Kandidat boneka versus hak kandidat siap pakai
- keren989
- 0
Ini adalah ringkasan yang dibuat oleh AI, yang mungkin memiliki kesalahan. Untuk konteksnya, selalu rujuk artikel selengkapnya.
Upaya menjadikan peraturan KPU untuk mencari jalan keluar kurang optimal dan kurang efektif
JAKARTA, Indonesia — Pemilihan kepala daerah (pilkada) di 15 kabupaten/kota terancam ditunda hingga 2017. Sebab, banyak bakal pasangan calon yang mendaftar sebagai peserta Pilkada Serentak 2015 di daerah tersebut tidak mencapai kuota minimal dua pasangan.
Komisioner Komisi Pemilihan Umum (GEC), Hadar Nafis Gumay mengakui, jika hal itu terjadi, pasangan calon yang mendaftar di beberapa kabupaten/kota tersebut akan dirugikan.
“Ini akan merugikan pasangan calon yang sudah siap dan berusaha keras untuk mengikuti pemilu,” kata Hadar, Rabu, 29 Juli.
Namun, memaksakan agar pilkada tetap digelar di tengah kekurangan pasangan calon juga berbahaya karena berpotensi melahirkan “calon boneka”, seperti diungkapkan Direktur Eksekutif Perkumpulan untuk Pemilu dan Demokrasi (Perludem) Titi Anggraini.
Calon dalang, menurut Titi, adalah pasangan calon yang sengaja didorong untuk maju oleh pasangan calon tunggal yang sudah terlebih dahulu mendaftar.

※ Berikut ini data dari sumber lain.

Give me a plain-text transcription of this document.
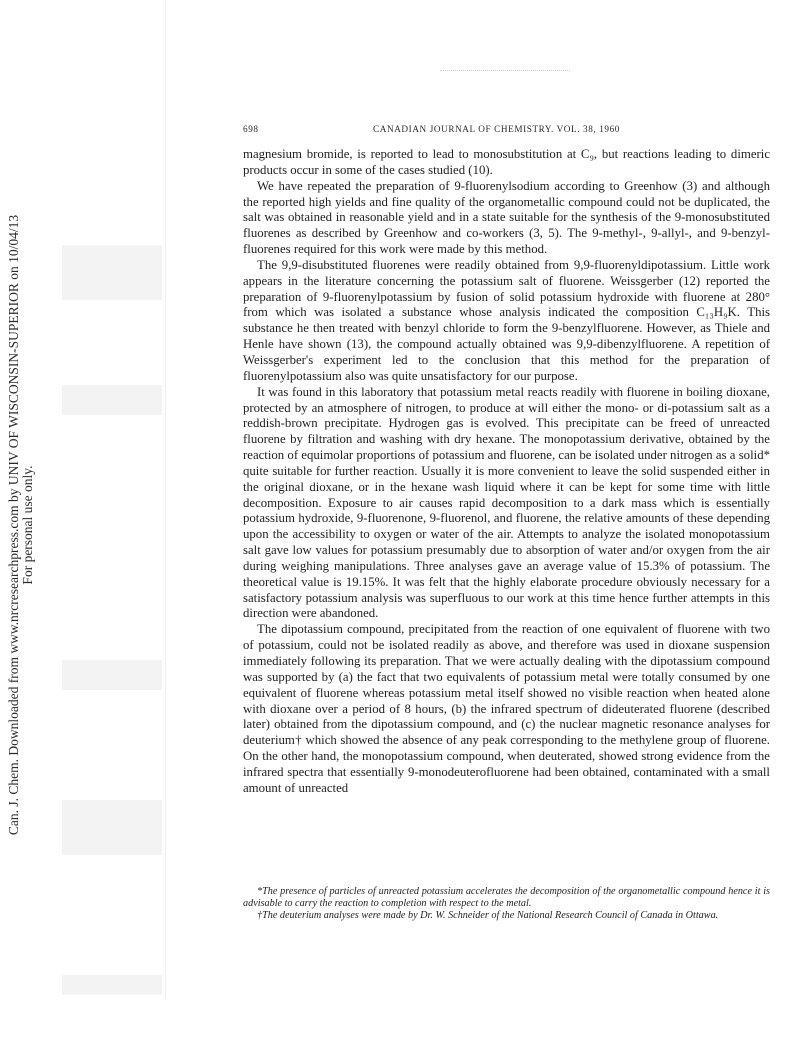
Can. J. Chem. Downloaded from www.nrcresearchpress.com by UNIV OF WISCONSIN-SUPERIOR on 10/04/13 For personal use only.
698	CANADIAN JOURNAL OF CHEMISTRY. VOL. 38, 1960

magnesium bromide, is reported to lead to monosubstitution at C₉, but reactions leading to dimeric products occur in some of the cases studied (10).

We have repeated the preparation of 9-fluorenylsodium according to Greenhow (3) and although the reported high yields and fine quality of the organometallic compound could not be duplicated, the salt was obtained in reasonable yield and in a state suitable for the synthesis of the 9-monosubstituted fluorenes as described by Greenhow and co-workers (3, 5). The 9-methyl-, 9-allyl-, and 9-benzyl-fluorenes required for this work were made by this method.

The 9,9-disubstituted fluorenes were readily obtained from 9,9-fluorenyldipotassium. Little work appears in the literature concerning the potassium salt of fluorene. Weissgerber (12) reported the preparation of 9-fluorenylpotassium by fusion of solid potassium hydroxide with fluorene at 280° from which was isolated a substance whose analysis indicated the composition C₁₃H₉K. This substance he then treated with benzyl chloride to form the 9-benzylfluorene. However, as Thiele and Henle have shown (13), the compound actually obtained was 9,9-dibenzylfluorene. A repetition of Weissgerber's experiment led to the conclusion that this method for the preparation of fluorenylpotassium also was quite unsatisfactory for our purpose.

It was found in this laboratory that potassium metal reacts readily with fluorene in boiling dioxane, protected by an atmosphere of nitrogen, to produce at will either the mono- or di-potassium salt as a reddish-brown precipitate. Hydrogen gas is evolved. This precipitate can be freed of unreacted fluorene by filtration and washing with dry hexane. The monopotassium derivative, obtained by the reaction of equimolar proportions of potassium and fluorene, can be isolated under nitrogen as a solid* quite suitable for further reaction. Usually it is more convenient to leave the solid suspended either in the original dioxane, or in the hexane wash liquid where it can be kept for some time with little decomposition. Exposure to air causes rapid decomposition to a dark mass which is essentially potassium hydroxide, 9-fluorenone, 9-fluorenol, and fluorene, the relative amounts of these depending upon the accessibility to oxygen or water of the air. Attempts to analyze the isolated monopotassium salt gave low values for potassium presumably due to absorption of water and/or oxygen from the air during weighing manipulations. Three analyses gave an average value of 15.3% of potassium. The theoretical value is 19.15%. It was felt that the highly elaborate procedure obviously necessary for a satisfactory potassium analysis was superfluous to our work at this time hence further attempts in this direction were abandoned.

The dipotassium compound, precipitated from the reaction of one equivalent of fluorene with two of potassium, could not be isolated readily as above, and therefore was used in dioxane suspension immediately following its preparation. That we were actually dealing with the dipotassium compound was supported by (a) the fact that two equivalents of potassium metal were totally consumed by one equivalent of fluorene whereas potassium metal itself showed no visible reaction when heated alone with dioxane over a period of 8 hours, (b) the infrared spectrum of dideuterated fluorene (described later) obtained from the dipotassium compound, and (c) the nuclear magnetic resonance analyses for deuterium† which showed the absence of any peak corresponding to the methylene group of fluorene. On the other hand, the monopotassium compound, when deuterated, showed strong evidence from the infrared spectra that essentially 9-monodeuterofluorene had been obtained, contaminated with a small amount of unreacted

*The presence of particles of unreacted potassium accelerates the decomposition of the organometallic compound hence it is advisable to carry the reaction to completion with respect to the metal.

†The deuterium analyses were made by Dr. W. Schneider of the National Research Council of Canada in Ottawa.
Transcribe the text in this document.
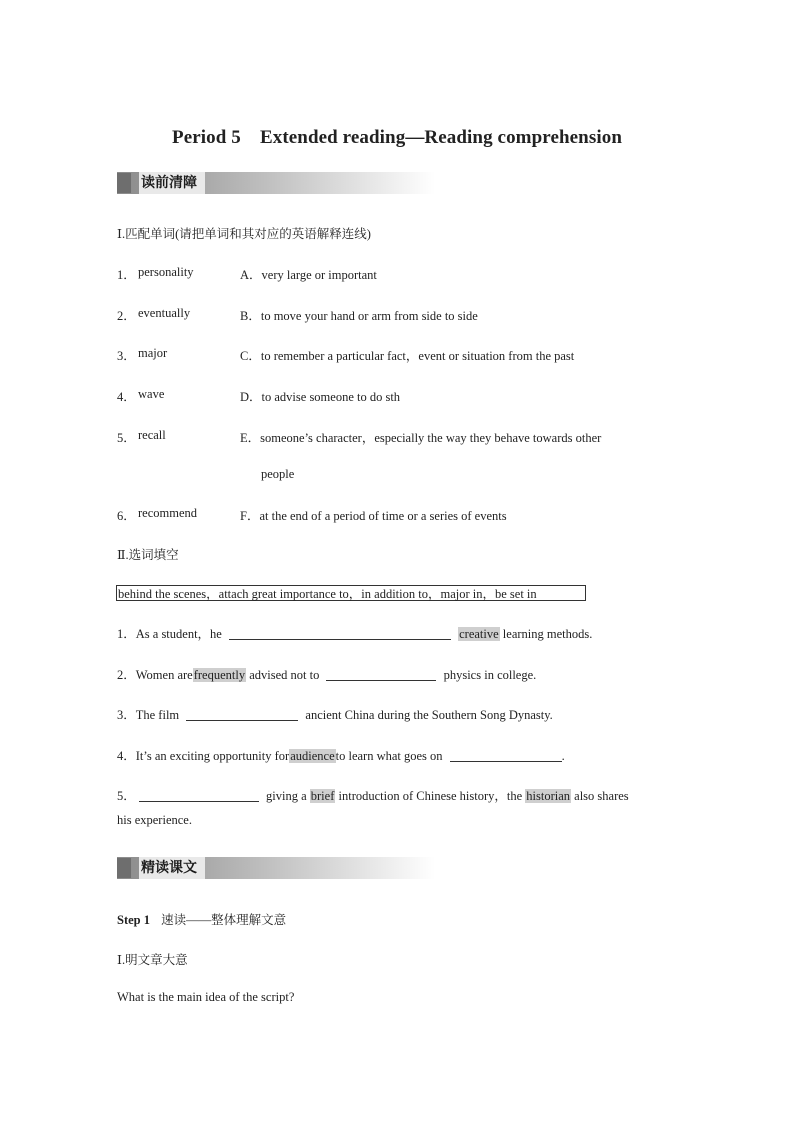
Period 5　Extended reading—Reading comprehension
读前清障
Ⅰ.匹配单词(请把单词和其对应的英语解释连线)
1． personality	A．very large or important
2． eventually	B．to move your hand or arm from side to side
3． major	C．to remember a particular fact，event or situation from the past
4． wave	D．to advise someone to do sth
5． recall	E．someone’s character，especially the way they behave towards other
people
6． recommend	F．at the end of a period of time or a series of events
Ⅱ.选词填空
behind the scenes，attach great importance to，in addition to，major in，be set in
1．As a student，he	creative learning methods.
2．Women arefrequently advised not to	physics in college.
3．The film	ancient China during the Southern Song Dynasty.
4．It’s an exciting opportunity foraudienceto learn what goes on	.
5．	giving a brief introduction of Chinese history，the historian also shares
his experience.
精读课文
Step 1 速读——整体理解文意
Ⅰ.明文章大意
What is the main idea of the script?
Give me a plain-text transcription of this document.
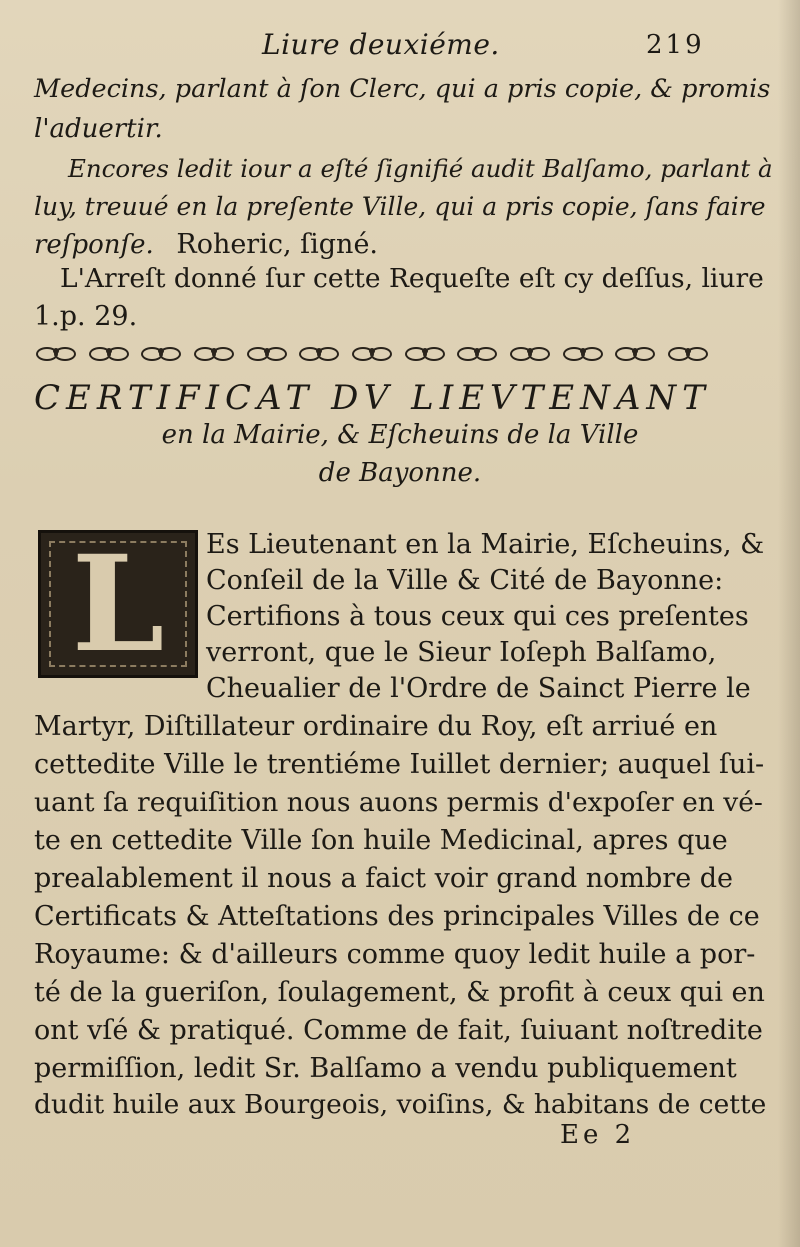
Liure deuxiéme.	219
Medecins, parlant à ſon Clerc, qui a pris copie, & promis
l'aduertir.
Encores ledit iour a eſté ſignifié audit Balſamo, parlant à
luy, treuué en la preſente Ville, qui a pris copie, ſans faire
reſponſe. Roheric, ſigné.
L'Arreſt donné ſur cette Requeſte eſt cy deſſus, liure
1.p. 29.
CERTIFICAT DV LIEVTENANT
en la Mairie, & Eſcheuins de la Ville
de Bayonne.
L	Es Lieutenant en la Mairie, Eſcheuins, &
Conſeil de la Ville & Cité de Bayonne:
Certifions à tous ceux qui ces preſentes
verront, que le Sieur Ioſeph Balſamo,
Cheualier de l'Ordre de Sainct Pierre le
Martyr, Diſtillateur ordinaire du Roy, eſt arriué en
cettedite Ville le trentiéme Iuillet dernier; auquel ſui-
uant ſa requiſition nous auons permis d'expoſer en vé-
te en cettedite Ville ſon huile Medicinal, apres que
prealablement il nous a faict voir grand nombre de
Certificats & Atteſtations des principales Villes de ce
Royaume: & d'ailleurs comme quoy ledit huile a por-
té de la gueriſon, ſoulagement, & profit à ceux qui en
ont vſé & pratiqué. Comme de fait, ſuiuant noſtredite
permiſſion, ledit Sr. Balſamo a vendu publiquement
dudit huile aux Bourgeois, voiſins, & habitans de cette
Ee 2
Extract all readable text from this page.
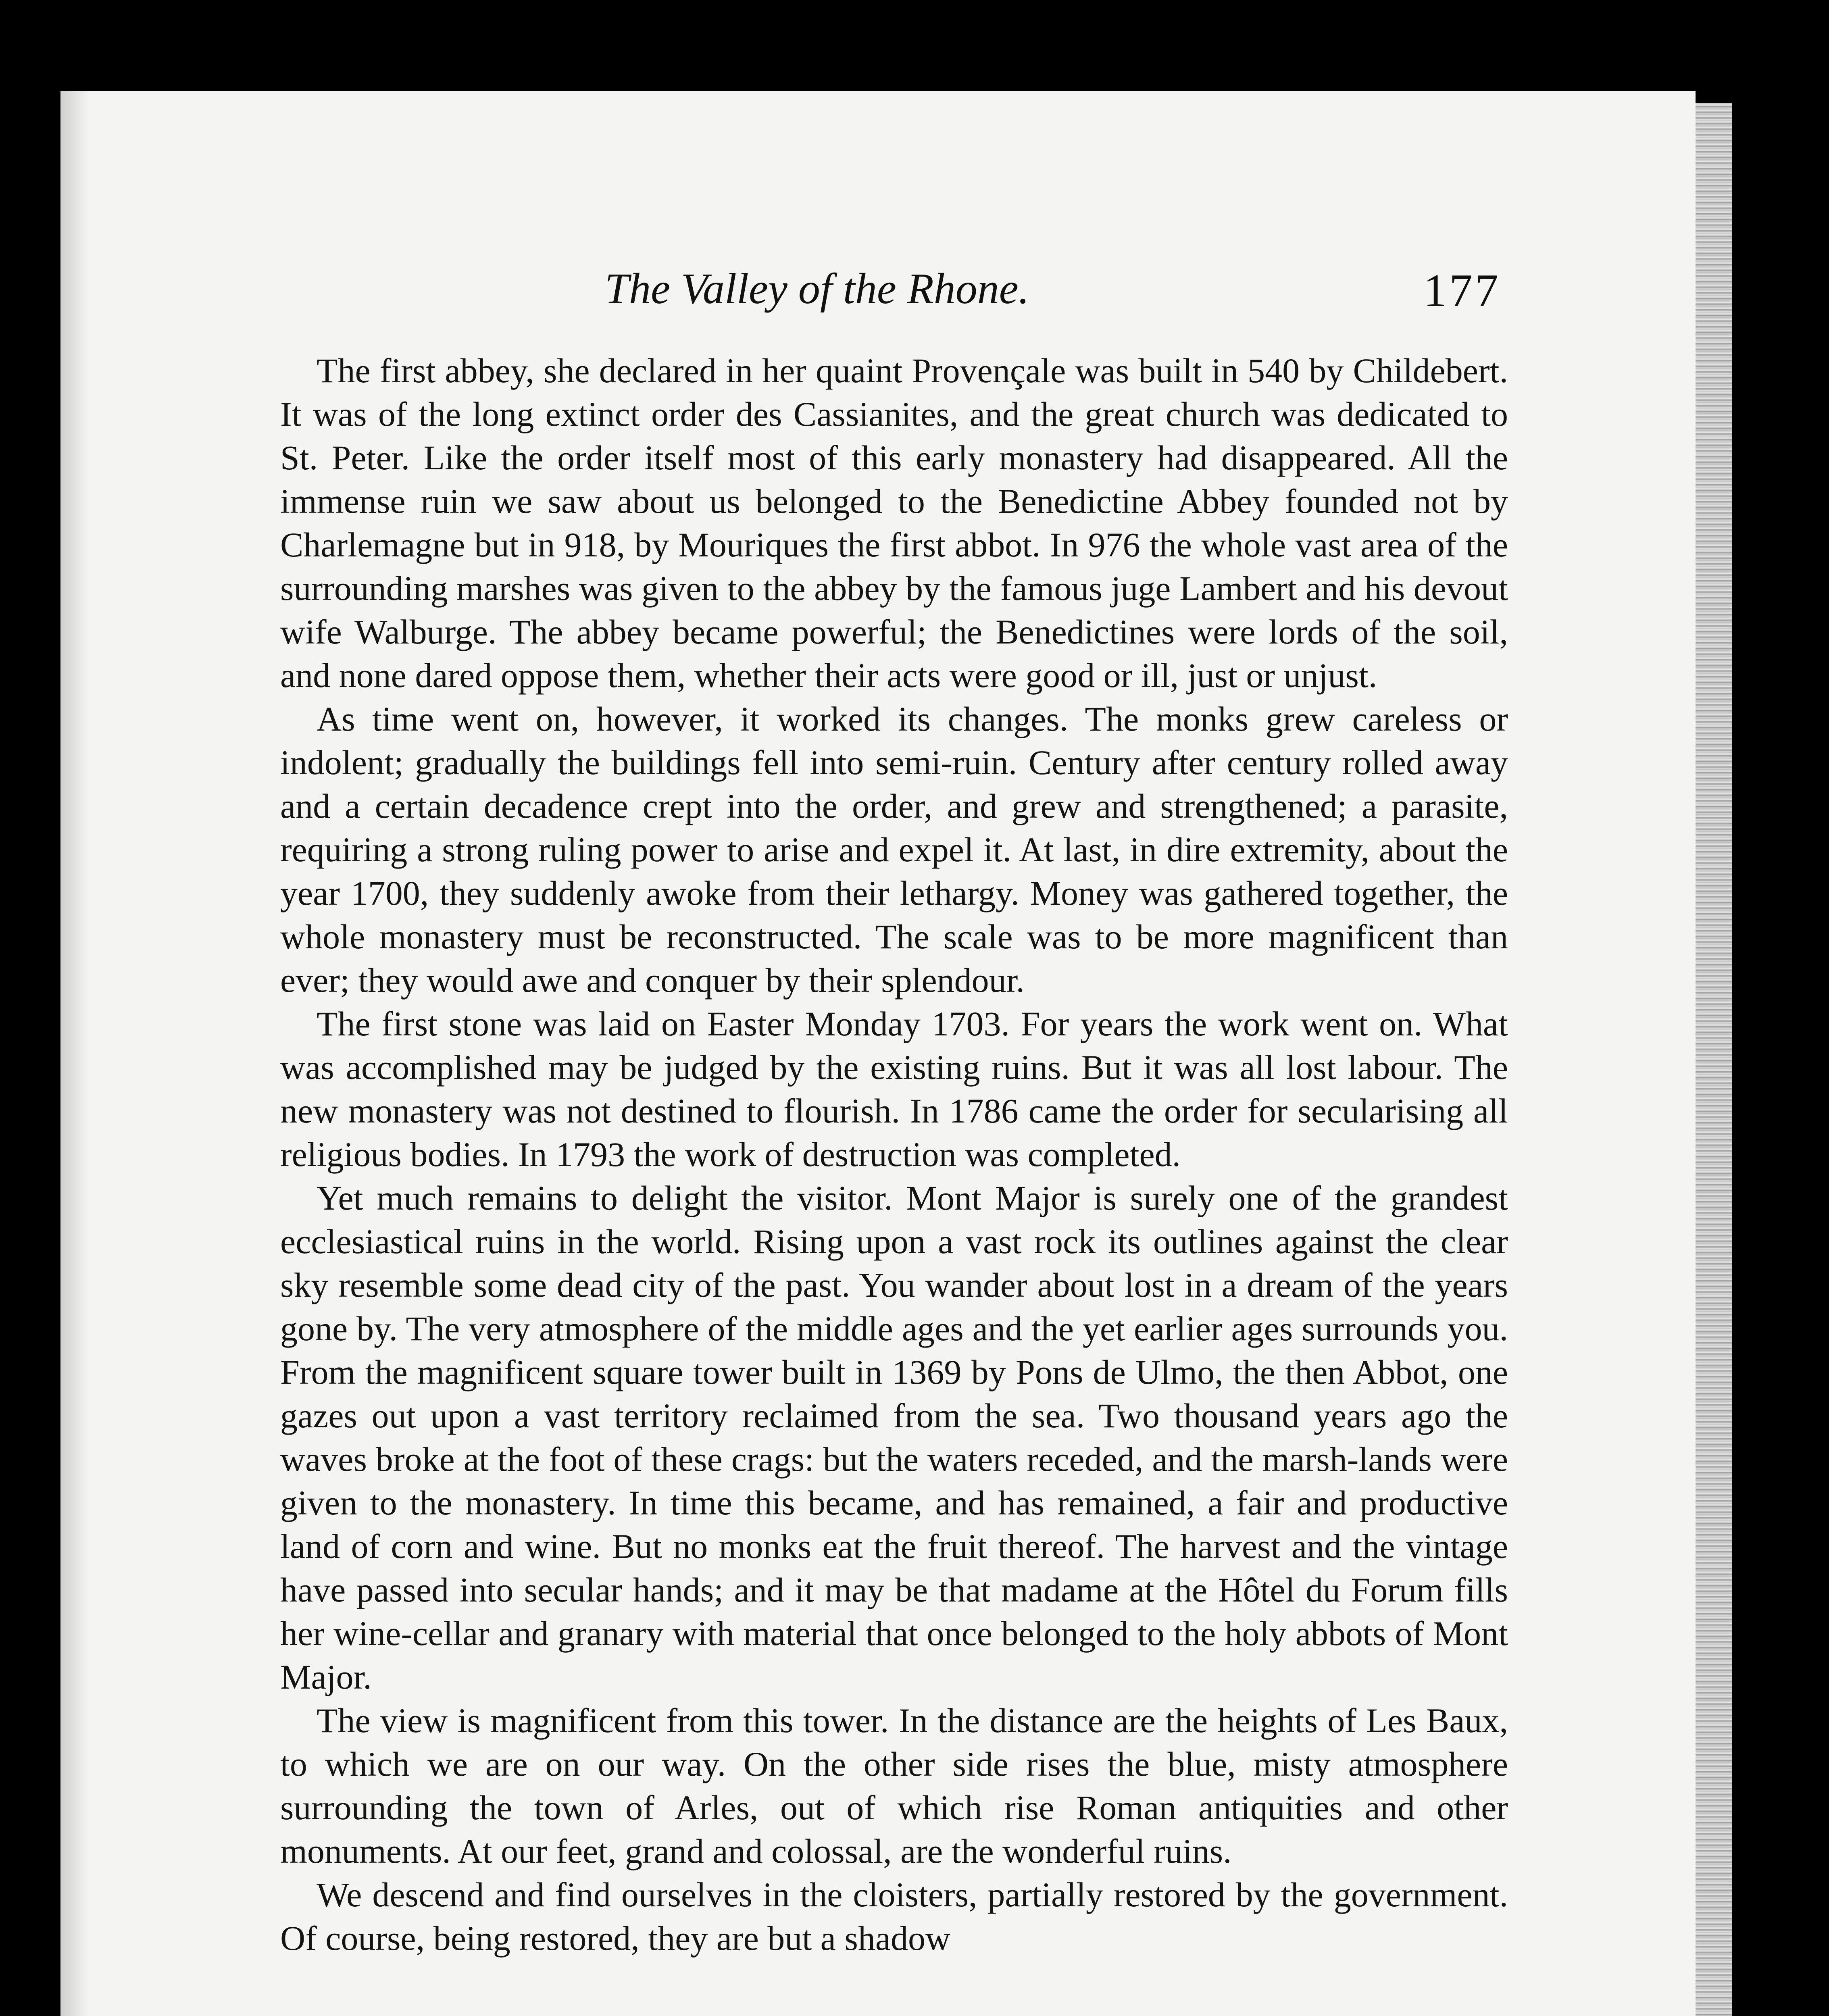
The Valley of the Rhone.	177

The first abbey, she declared in her quaint Provençale was built in 540 by Childebert. It was of the long extinct order des Cassianites, and the great church was dedicated to St. Peter. Like the order itself most of this early monastery had disappeared. All the immense ruin we saw about us belonged to the Benedictine Abbey founded not by Charlemagne but in 918, by Mouriques the first abbot. In 976 the whole vast area of the surrounding marshes was given to the abbey by the famous juge Lambert and his devout wife Walburge. The abbey became powerful; the Benedictines were lords of the soil, and none dared oppose them, whether their acts were good or ill, just or unjust.

As time went on, however, it worked its changes. The monks grew careless or indolent; gradually the buildings fell into semi-ruin. Century after century rolled away and a certain decadence crept into the order, and grew and strengthened; a parasite, requiring a strong ruling power to arise and expel it. At last, in dire extremity, about the year 1700, they suddenly awoke from their lethargy. Money was gathered together, the whole monastery must be reconstructed. The scale was to be more magnificent than ever; they would awe and conquer by their splendour.

The first stone was laid on Easter Monday 1703. For years the work went on. What was accomplished may be judged by the existing ruins. But it was all lost labour. The new monastery was not destined to flourish. In 1786 came the order for secularising all religious bodies. In 1793 the work of destruction was completed.

Yet much remains to delight the visitor. Mont Major is surely one of the grandest ecclesiastical ruins in the world. Rising upon a vast rock its outlines against the clear sky resemble some dead city of the past. You wander about lost in a dream of the years gone by. The very atmosphere of the middle ages and the yet earlier ages surrounds you. From the magnificent square tower built in 1369 by Pons de Ulmo, the then Abbot, one gazes out upon a vast territory reclaimed from the sea. Two thousand years ago the waves broke at the foot of these crags: but the waters receded, and the marsh-lands were given to the monastery. In time this became, and has remained, a fair and productive land of corn and wine. But no monks eat the fruit thereof. The harvest and the vintage have passed into secular hands; and it may be that madame at the Hôtel du Forum fills her wine-cellar and granary with material that once belonged to the holy abbots of Mont Major.

The view is magnificent from this tower. In the distance are the heights of Les Baux, to which we are on our way. On the other side rises the blue, misty atmosphere surrounding the town of Arles, out of which rise Roman antiquities and other monuments. At our feet, grand and colossal, are the wonderful ruins.

We descend and find ourselves in the cloisters, partially restored by the government. Of course, being restored, they are but a shadow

Tujuannya semata-mata untuk memenuhi kuota agar pilkada tidak tertunda dan membuka jalan bagi satu-satunya pasangan calon yang bisa berkuasa.
“Calon tunggal tidak boleh menghasilkan calon boneka karena ini adalah manipulasi dan rekayasa demokrasi yang luar biasa,” kata Titi kepada Rappler, Rabu.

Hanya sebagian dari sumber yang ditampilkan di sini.